The drive up went very smooth with no wrong turns or unexpected detours, we initially targeted the GPS to the circuit but a bit of button pushing wiped our destination and somehow blocked the menu to reset it, resorting to the backup Google maps printouts. At the track there was a team of officials directing traffic and dealing with over excited foreigners. There is a few parking areas at the track and we had no idea which lead to the best vantage point so the first was our initial idea, we jumped out and snapped away at the cars in the parking area.
First up was an insanely clean S14 neatly arranged next to a matching R32, both were spotless in bright white.
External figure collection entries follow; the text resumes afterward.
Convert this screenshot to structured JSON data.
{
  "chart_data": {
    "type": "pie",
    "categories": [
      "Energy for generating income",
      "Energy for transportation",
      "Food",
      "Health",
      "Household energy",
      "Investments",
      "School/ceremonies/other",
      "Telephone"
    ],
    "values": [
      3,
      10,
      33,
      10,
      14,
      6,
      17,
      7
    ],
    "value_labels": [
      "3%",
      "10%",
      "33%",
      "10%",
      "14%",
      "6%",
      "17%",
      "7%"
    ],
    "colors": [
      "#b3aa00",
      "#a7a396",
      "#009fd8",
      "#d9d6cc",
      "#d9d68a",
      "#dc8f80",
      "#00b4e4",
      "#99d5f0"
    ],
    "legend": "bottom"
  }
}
The Silvia won best in the lot sitting low down with nice areo and surprisingly good choice of wheels.
Another quick shot of a Celsior tucking big rims.
We decided to keep moving to the top parking area. Driving through large areas of enthusiasts cars we were constantly spotting interesting rides but I’ll come back to that shortly. We moved quickly as we could hear practice was under way.
Okayama circuit is quite a large facility. The track sits recessed into a small valley leaving the tarmac out of view from anywhere other than right near the action, once in sight we were greeted with big entries, crowds and a huge TV.
We initially grabbed any spot to see some runs, most drivers were pushing to the point of having way to much speed and running into the sand trap. Shortly after the show was under way, If you haven’t seen D1GP in the flesh you’d be surprised amount of organisation. A crew of officials directed each driver as the announcers introduced everyone in order of the current series points. Have a look at Tokita’s wheels, the same as the S14 in the car park. I have a feeling this might me the next trend from Japan that will inspire owners of newer model cars.
A short? Ten minute drivers briefing lead up to the start of qualifying. There are more teams at a D1 event then spaces in the top 16, qualifying was extremely competitive. With such a quality field scores below 90 were risking not making the cut. Video will be the only way to portray the intensity at a high speed track.
Prior to battles there was a mid morning pit walk, we figured that queuing up early would give us the most time possible to walk through. The Japanese organisational traits were back in swing with a “pit walk” sign showing spectators where the queue was.
As we arrived.
Three battles of cars were on track for the first round, surprisingly there was a pretty relaxed feeling with crew members joking around with water spray bottles.
Most drivers had a spectator friendly setup, handing out fans with car and driver pictures. Some had printed photos to hand out, each generating quite long queues. I spent my time juggling between photos with drivers and picking out interesting ideas in the cars which I could adapt into my own car.
The level of workmanship in every car was intense, relocating radiator and intercooler setups was the norm but Team Orange took it one step further.
Have a look at the carbon roof scoops that feed fresh air from the roof of the car into boot via the passenger area.
Have a close look in the interior, the radiator lines travel under the passenger and back into the engine bay.
As I reached the last car, Hideo Itakura’s RA28 the security was closing the pit lane by walking with a line of yellow tape.